QUOTE TO NOTE: "Given what we have, we have to do a better job -- no excuses -- we have to do a better job of stopping the run or we are going to continue to lose in the fashion we did Saturday." -- Coach Al Golden, noting Virginia Tech's success running the football in its 38-35 victory over his Hurricanes.
STRATEGY AND PERSONNEL
THIS WEEK'S GAME: Miami at North Carolina, Oct. 15 -- The Tar Heels are just a play or two from being undefeated after slugging out a 14-7 victory over Louisville in their last outing. They are 5-1 overall with their only loss at undefeated Georgia Tech after entering the season on an uncertain footing because of the late coach change. Interim coach Everett Withers took over for Butch Davis (the former Miami coach) less than a week before fall practice started.

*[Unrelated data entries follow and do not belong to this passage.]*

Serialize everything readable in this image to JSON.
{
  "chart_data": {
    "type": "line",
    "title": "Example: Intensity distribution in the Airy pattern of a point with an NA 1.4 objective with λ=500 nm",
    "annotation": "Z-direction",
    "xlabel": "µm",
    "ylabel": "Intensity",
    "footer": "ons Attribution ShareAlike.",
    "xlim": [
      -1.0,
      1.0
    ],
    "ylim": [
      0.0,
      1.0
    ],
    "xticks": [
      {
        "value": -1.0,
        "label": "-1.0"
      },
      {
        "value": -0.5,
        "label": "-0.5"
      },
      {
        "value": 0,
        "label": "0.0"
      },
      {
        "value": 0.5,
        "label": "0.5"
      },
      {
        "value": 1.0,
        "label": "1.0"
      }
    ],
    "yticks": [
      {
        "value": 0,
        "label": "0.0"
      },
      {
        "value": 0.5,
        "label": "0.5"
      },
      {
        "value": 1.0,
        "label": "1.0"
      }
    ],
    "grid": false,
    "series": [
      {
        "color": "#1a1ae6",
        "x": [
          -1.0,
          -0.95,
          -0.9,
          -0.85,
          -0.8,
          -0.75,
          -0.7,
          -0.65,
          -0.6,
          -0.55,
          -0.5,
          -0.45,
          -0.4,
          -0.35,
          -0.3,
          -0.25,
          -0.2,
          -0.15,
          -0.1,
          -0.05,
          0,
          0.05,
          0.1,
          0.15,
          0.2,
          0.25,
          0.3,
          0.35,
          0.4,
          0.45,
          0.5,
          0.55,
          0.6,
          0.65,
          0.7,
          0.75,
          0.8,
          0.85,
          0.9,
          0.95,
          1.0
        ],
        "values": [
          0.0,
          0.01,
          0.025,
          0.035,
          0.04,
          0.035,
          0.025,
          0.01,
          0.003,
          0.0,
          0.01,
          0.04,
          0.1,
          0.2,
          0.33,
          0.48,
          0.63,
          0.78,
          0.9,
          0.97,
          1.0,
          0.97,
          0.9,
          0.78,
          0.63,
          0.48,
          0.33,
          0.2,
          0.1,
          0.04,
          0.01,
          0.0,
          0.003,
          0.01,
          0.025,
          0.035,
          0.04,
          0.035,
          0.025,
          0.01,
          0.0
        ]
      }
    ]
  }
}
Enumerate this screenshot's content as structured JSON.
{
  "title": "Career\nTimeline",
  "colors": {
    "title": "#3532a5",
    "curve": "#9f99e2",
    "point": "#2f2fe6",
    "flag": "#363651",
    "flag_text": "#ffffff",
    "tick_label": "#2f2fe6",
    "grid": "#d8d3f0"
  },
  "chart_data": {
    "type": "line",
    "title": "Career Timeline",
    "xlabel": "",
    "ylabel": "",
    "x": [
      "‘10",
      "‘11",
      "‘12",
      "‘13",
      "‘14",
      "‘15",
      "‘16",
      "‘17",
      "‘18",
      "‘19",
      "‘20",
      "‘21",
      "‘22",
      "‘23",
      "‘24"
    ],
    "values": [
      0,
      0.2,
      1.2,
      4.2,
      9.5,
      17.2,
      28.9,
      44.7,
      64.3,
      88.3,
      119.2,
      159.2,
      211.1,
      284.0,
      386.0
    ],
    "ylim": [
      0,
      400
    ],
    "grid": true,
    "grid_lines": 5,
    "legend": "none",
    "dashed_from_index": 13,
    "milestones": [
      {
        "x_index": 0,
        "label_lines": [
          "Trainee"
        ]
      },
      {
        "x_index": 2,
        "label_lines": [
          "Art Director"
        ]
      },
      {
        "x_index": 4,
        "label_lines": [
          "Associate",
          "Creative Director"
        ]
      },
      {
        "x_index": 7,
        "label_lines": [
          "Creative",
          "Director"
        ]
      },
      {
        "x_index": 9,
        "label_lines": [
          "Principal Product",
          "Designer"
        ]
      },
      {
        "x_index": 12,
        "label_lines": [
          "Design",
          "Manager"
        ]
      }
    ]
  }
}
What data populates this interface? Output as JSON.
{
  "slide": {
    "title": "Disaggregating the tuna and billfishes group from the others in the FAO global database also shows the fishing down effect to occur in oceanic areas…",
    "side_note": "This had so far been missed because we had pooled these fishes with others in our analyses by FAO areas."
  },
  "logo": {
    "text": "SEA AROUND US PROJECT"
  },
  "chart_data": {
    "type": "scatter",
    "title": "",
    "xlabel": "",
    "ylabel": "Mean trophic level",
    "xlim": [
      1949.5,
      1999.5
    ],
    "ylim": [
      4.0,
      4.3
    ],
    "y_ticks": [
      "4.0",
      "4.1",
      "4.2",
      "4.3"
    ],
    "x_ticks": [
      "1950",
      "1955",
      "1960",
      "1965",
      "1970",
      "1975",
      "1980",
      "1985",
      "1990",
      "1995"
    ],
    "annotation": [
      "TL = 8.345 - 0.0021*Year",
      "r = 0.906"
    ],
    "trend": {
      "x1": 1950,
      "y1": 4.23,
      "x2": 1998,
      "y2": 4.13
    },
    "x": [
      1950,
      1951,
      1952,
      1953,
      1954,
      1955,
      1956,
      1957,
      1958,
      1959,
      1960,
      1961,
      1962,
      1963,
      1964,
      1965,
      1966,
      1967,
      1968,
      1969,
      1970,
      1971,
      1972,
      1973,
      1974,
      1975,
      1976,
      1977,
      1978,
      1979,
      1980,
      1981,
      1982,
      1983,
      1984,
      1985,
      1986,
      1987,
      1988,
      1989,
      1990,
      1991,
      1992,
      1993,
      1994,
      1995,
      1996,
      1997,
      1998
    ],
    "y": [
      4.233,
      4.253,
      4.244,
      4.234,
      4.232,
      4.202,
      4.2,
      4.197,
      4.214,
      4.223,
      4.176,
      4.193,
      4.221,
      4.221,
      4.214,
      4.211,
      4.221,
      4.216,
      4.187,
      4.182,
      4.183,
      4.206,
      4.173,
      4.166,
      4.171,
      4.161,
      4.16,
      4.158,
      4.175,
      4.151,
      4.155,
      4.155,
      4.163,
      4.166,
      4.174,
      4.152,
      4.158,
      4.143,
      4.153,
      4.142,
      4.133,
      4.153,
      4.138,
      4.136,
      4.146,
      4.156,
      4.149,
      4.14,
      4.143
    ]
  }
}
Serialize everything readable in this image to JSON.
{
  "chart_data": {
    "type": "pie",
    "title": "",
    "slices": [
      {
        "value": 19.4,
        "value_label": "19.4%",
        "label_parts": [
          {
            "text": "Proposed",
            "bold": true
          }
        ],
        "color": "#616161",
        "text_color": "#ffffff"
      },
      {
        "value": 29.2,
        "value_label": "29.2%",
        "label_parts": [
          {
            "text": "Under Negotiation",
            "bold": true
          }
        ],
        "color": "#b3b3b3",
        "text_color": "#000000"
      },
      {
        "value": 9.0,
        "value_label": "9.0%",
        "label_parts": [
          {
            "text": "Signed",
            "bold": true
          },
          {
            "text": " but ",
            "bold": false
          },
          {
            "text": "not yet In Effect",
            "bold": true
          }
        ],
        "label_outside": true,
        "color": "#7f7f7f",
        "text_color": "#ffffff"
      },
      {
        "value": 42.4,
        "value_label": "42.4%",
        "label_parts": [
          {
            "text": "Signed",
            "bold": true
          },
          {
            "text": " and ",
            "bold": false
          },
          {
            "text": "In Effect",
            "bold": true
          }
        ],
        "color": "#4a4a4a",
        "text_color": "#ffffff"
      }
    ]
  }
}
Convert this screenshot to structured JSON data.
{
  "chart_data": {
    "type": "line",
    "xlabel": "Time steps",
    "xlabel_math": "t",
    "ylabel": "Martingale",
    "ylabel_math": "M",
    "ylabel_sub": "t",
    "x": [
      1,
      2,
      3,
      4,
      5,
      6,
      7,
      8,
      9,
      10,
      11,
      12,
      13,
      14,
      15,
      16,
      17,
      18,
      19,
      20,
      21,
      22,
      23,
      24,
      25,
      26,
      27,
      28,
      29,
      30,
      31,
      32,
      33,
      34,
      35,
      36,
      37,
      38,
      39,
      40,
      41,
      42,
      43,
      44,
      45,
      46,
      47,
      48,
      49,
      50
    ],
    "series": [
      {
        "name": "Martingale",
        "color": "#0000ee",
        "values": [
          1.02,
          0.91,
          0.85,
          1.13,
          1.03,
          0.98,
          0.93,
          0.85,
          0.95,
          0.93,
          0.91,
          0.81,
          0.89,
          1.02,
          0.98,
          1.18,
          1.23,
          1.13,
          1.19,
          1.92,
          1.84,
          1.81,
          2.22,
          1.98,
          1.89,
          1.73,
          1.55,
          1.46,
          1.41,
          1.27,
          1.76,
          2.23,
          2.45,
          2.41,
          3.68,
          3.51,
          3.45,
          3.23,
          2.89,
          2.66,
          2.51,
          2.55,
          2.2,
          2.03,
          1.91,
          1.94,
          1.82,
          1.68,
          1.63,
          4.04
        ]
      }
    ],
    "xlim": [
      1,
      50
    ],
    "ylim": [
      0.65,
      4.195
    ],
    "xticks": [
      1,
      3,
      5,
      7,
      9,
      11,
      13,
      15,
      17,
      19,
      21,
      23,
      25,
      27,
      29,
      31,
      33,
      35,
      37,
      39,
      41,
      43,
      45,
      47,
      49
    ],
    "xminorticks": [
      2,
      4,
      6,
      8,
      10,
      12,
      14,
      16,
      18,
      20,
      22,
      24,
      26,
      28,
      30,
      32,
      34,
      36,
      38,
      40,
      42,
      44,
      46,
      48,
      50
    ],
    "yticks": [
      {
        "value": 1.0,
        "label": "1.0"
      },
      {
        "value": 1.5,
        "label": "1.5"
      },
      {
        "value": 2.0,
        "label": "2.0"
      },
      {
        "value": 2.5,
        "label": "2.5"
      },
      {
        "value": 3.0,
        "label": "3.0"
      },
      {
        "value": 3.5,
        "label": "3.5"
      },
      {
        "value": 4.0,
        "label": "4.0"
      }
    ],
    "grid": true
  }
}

KEYS TO THE GAME: Stop North Carolina's running game. If the Tar Heels are able to move the ball behind TB Giovani Bernard, that is going to reduce the pressure on QB Bryn Renner, a high-completion percentage passer who is making better decisions every game. The Hurricanes need to continue to pound North Carolina with its running attack.
PLAYERS TO WATCH:
RB Lamar Miller -- Miller is the nation's No. 3 rusher (135.4 yards per game) and can break big plays. It appeared that Virginia Tech had him bottled up after holding him to just 20 yards in the first half, but Miller ripped off several big runs in the last two quarters and ended up with 166 for the game.
WR Tommy Streeter -- Pretty much ignored the last two years, the 6-5 Streeter has become a very effective target for QB Jacory Harris. Of Streeter's 14 receptions, four have been for touchdowns.
DE Anthony Chickillo -- A true freshman, Chickillo has earned a starting role and responded by leading the Hurricanes with 3.5 sacks among his 18 tackles. Only senior DT Micanor Regis has more tackles (22) among linemen for the Hurricanes.
--Junior DT Adewale Ojomo didn't play in the second half at Virginia Tech, but it is hoped he will be available for North Carolina. Miami released no specifics on his injury.
--True freshman DT Corey King could figure into the rotation in the defensive front because of the injuries that have hit the position.
--Sophomore RT Seantrel Henderson, who returned earlier than expected after having back surgery in August, is listed the backup behind redshirt freshman Jon Feliciano for the game against North Carolina.
--Senior FB Maurice Hagens and junior John Calhoun are listed as co-starters in the backfield.
--Senior LB Jordan Futch was seen as the likely successor to take over for injured LB Ramon Buchanan (out for the season) and he started against Virginia Tech, but sophomore Kelvin Cain, who has played the last two games, is listed as a co-starter.